Paddy, before jumping to conclusions about emissions accounting and double dipping, you could perhaps check out how it is actually done before criticizing?
http://www.ipcc-nggip.iges.or.jp/public/2006gl/index.html
Geoff noted
> methane from manure is about 10% of methane
> from enteric fermentation.
Good number. I think that’s comparing cowpies (in the pasture) to cow burps — neither is a big issue.
From high density cow and pig industry operations, it’s big — and measurable, and quantifiable. That was the basis on which EPA had issued a final regulation on reporting.
http://scholar.google.com/scholar?hl=en&q=methane+from+manure
I still wonder if this wasn’t partly done to block the development of agricultural methane as an alternative to fossil fuel — to preclude a competitor from developing in the market. The methane-capture-as-fuel systems would merit subsidy both by directly reducing methane, and by replacing fossil fuel use (not to mention improving the smell downwind of the big pig farms).
I hope some journalist has been working on this. No doubt it’s been written up somewhere. Anyone know the ag journals?
Jeff Baranchok (~#127, 17 November 2009 @ 4:20 PM):
What you ask depends upon what you think a honest skeptic has to say. What do you think? I don’t really expect an answer, but this interests me.
Steve
Paddy#139: It wasn’t the vegetarian lobby that wrote Livestock’s Long
Shadow, but a group within FAO advocating (or at least predicting) increased
meat production:
http://www.fao.org/docrep/010/a0701e/a0701e00.htm
Another estimate of the emissions due to beef in Australia (page vii) puts
it at double that of aluminium (using the 100 year methane GWP) and this
estimate includes NO transport or other indirect emissions.
http://www.energyrating.gov.au/library/details2003-endusereport.html
As for the “we all eat animal products”, this needs to be quantified. Beef
provides just 1.3% of global calories (FAOSTAT) but is a driving force
for deforestation in many places from my country (Australia) to Indonesia
and South America. All up, livestock is 700 million tonnes
of biomass that is supported to provide a mere 17% of
global calories (unevenly) to 330 million tonnes of human biomass.
Thanks, Marcus for a good answer (particularly your closing paragraph.” I have been telling my friend essentially this answer for some time now.
Thanks, Barton, for your comments. It seems to sum up the evidences well.
Hank — I am well aware of the evidences. What I was doing is exploring how important one of these was. I have not seen this addressed as well as Marcus did in his reply. I do appreciate the links and will have a look at them.
Burgy
Ray Ladbury, or anyone else, please send me the link or reference for the statement that every watt saved is worth three watts. I’m in the energy efficiency business- hotel room keycard RF systems- and would love to use that information in my marketing. You can reach me at
greenframe@aol.com
“Good number. I think that’s comparing cowpies (in the pasture) to cow burps — neither is a big issue. …”

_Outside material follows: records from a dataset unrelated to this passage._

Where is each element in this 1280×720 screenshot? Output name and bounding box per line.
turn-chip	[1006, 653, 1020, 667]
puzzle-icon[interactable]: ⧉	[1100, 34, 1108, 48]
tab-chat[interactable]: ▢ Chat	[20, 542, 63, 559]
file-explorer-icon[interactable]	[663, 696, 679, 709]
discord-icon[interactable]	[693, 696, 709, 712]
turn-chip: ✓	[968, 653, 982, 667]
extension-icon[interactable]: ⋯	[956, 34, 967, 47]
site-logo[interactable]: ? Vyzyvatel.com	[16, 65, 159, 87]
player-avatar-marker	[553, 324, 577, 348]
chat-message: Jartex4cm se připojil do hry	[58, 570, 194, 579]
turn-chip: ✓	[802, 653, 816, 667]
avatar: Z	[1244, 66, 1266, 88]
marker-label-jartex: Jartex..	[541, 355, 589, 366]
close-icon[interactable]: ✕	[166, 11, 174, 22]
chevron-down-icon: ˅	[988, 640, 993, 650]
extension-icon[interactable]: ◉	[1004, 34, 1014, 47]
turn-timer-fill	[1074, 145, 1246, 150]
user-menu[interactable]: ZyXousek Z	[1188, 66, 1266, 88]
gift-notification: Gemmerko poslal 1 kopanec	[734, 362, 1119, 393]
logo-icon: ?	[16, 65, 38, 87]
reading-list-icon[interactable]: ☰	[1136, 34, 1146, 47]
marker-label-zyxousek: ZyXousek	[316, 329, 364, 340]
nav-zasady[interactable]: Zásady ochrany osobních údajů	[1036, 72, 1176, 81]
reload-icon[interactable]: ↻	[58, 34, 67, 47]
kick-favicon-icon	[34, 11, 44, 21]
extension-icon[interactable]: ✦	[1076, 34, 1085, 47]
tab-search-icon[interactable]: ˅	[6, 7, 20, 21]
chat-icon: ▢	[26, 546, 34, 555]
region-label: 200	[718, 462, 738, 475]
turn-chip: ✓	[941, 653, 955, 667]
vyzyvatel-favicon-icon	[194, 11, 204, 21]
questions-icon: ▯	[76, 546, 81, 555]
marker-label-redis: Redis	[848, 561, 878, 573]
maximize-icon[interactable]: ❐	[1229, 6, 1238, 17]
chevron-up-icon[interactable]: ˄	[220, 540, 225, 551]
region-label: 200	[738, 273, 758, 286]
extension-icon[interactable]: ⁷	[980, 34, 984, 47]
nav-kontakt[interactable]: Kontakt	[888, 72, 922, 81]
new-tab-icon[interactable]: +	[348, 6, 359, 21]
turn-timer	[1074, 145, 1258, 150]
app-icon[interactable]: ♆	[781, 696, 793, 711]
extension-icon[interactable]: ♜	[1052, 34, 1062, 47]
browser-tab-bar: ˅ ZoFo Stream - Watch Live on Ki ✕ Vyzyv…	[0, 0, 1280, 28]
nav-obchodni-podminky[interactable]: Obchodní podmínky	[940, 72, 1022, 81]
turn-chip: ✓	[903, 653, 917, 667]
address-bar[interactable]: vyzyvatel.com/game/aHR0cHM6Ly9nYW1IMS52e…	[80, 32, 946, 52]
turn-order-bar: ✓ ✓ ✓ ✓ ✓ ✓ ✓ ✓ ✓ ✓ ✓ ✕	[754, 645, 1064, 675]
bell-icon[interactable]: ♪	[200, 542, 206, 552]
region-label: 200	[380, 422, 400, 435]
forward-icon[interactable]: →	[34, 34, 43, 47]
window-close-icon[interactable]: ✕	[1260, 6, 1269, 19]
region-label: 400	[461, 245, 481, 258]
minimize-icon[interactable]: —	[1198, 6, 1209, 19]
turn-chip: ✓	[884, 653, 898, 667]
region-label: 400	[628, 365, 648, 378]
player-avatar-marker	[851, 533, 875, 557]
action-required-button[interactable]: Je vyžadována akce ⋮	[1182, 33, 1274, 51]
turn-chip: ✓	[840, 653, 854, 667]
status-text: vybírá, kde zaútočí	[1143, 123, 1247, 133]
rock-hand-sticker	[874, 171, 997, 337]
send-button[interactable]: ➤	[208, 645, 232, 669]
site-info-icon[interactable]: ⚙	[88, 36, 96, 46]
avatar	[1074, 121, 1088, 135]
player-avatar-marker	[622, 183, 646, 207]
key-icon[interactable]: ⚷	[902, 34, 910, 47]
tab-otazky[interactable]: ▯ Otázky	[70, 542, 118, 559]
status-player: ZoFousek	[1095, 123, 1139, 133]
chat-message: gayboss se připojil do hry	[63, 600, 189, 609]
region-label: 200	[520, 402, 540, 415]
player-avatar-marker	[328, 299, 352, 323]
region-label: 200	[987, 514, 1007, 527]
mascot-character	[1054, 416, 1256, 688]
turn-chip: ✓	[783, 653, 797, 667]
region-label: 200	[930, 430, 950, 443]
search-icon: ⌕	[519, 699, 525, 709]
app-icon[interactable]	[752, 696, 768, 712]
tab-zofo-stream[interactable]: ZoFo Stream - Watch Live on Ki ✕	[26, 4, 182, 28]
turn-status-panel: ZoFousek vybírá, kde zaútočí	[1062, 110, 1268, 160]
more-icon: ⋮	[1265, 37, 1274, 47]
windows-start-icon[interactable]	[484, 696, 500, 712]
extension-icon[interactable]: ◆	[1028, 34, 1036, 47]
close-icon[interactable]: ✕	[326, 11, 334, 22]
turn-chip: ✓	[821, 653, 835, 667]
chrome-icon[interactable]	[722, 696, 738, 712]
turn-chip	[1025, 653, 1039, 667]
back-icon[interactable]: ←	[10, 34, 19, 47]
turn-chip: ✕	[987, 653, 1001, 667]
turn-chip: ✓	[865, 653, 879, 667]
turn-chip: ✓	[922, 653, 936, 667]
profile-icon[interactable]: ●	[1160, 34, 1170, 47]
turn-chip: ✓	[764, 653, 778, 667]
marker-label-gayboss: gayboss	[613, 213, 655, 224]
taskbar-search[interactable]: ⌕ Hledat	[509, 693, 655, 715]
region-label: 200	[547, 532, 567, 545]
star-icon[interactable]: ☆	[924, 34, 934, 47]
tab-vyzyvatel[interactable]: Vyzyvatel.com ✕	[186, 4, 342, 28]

Hank, I think it’s the percentage of all livestock methane that is due to manure – all settings. 90% of all livestock methane is burped, and the vast majority of that is from ruminants – cattle, sheep, and goats.
They spend the majority of their life spans in pastoral settings, and it’s by a fairly wide margin.
So I would think pastoral burping has to be the largest source of bovine methane.